Kristus adalah buah sulung kebangkitan. Maka, iman pada kebangkitan Kristus diteguhkan ulang setiap kali seseorang mendoakan para arwah. “Karena kita percaya bahwa para arwah akan menikmati juga kebangkitan karena pahala kematian dan kebangkitan Kristus yang kita mohonkan untuk mereka,” beber penulis buku Bisikan Suci Pasura ini.
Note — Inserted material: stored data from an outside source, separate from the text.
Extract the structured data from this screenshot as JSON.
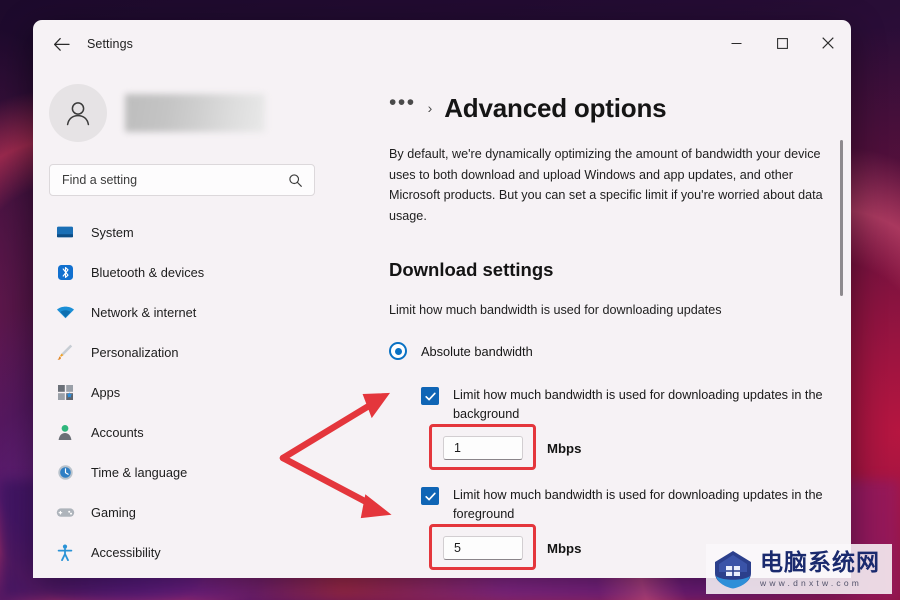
{
  "window": {
    "title": "Settings",
    "back_icon": "back-arrow-icon",
    "controls": {
      "minimize": "minimize-icon",
      "maximize": "maximize-icon",
      "close": "close-icon"
    }
  },
  "sidebar": {
    "account": {
      "name_redacted": "",
      "avatar_icon": "person-avatar-icon"
    },
    "search": {
      "placeholder": "Find a setting",
      "value": "",
      "icon": "search-icon"
    },
    "items": [
      {
        "label": "System",
        "icon": "monitor-icon"
      },
      {
        "label": "Bluetooth & devices",
        "icon": "bluetooth-icon"
      },
      {
        "label": "Network & internet",
        "icon": "wifi-icon"
      },
      {
        "label": "Personalization",
        "icon": "paintbrush-icon"
      },
      {
        "label": "Apps",
        "icon": "apps-grid-icon"
      },
      {
        "label": "Accounts",
        "icon": "person-icon"
      },
      {
        "label": "Time & language",
        "icon": "clock-icon"
      },
      {
        "label": "Gaming",
        "icon": "gamepad-icon"
      },
      {
        "label": "Accessibility",
        "icon": "accessibility-person-icon"
      }
    ]
  },
  "content": {
    "breadcrumb_overflow": "•••",
    "breadcrumb_separator": "›",
    "page_title": "Advanced options",
    "intro": "By default, we're dynamically optimizing the amount of bandwidth your device uses to both download and upload Windows and app updates, and other Microsoft products. But you can set a specific limit if you're worried about data usage.",
    "section_title": "Download settings",
    "section_subtitle": "Limit how much bandwidth is used for downloading updates",
    "radio": {
      "label": "Absolute bandwidth",
      "selected": true
    },
    "options": [
      {
        "label": "Limit how much bandwidth is used for downloading updates in the background",
        "checked": true,
        "value": "1",
        "unit": "Mbps",
        "highlighted": true
      },
      {
        "label": "Limit how much bandwidth is used for downloading updates in the foreground",
        "checked": true,
        "value": "5",
        "unit": "Mbps",
        "highlighted": true
      }
    ]
  },
  "watermark": {
    "chinese": "电脑系统网",
    "url": "www.dnxtw.com"
  },
  "colors": {
    "accent_blue": "#0f65b5",
    "radio_blue": "#0a72c4",
    "annotation_red": "#e4363c",
    "window_bg": "#f6f2f5"
  }
}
Kematian dalam budaya Batak dimengerti dalam dua arti yaitu peristiwa duka (Tilaha) karena orang meninggal dan peristiwa kematian dilihat sebagai suasana sukacita. Sebagai duka secara umum semua orang meninggal di kala orang tuanya masih hidup (tilahon). Sementara peristiwa sukacita kala seorang yang meninggal dikala anaknya sudah menikah
semua dan suda selesai di dalam adat. Tidak ada keturunan yang meninggal mendahului dia.
Bila ditarik lebih jauh salah satu tradisi yang terus dipertahankan yaitu Mangokkai Holi yang berarti mengambil tulang-belulang dari leluhur mereka dari dalam kuburan. Kemudian tulang-tulang itu ditempatkan di dalam peti dan diletakkan dalam bangunan tugu khusus. Hampir Semua etnis Batak melaksanakan tradisi Mangokkal Holi, meski nama dari tradisi ini berbeda-beda tiap etnis, yaitu etnis Toba dan Simalungun menyebutnya Mangokkal Holi, pada etnis Karo disebut dengan Nampakken Tulan, serta etnis Pakpak mengenalnya tradisi Mengkurak Tulan.
Pastor Redemptus Simamora OFM Cap mengatakan, inti dari tradisi ini adalah ada usaha untuk mempertahankan garis keturunan marga, dan juga menunjukkan eksistensi dan taraf hidup keluarga yang melaksanakannya. Selain itu mereka percaya, dengan menempatkan leluhur di tugu adalah bukti bahwa para penerus dari leluhur tidak pernah lupa dengan nenek moyangnya. Begitu juga sebaliknya nenek leluhur dianggap menjadi pendoa bagi seluruh keturunannya.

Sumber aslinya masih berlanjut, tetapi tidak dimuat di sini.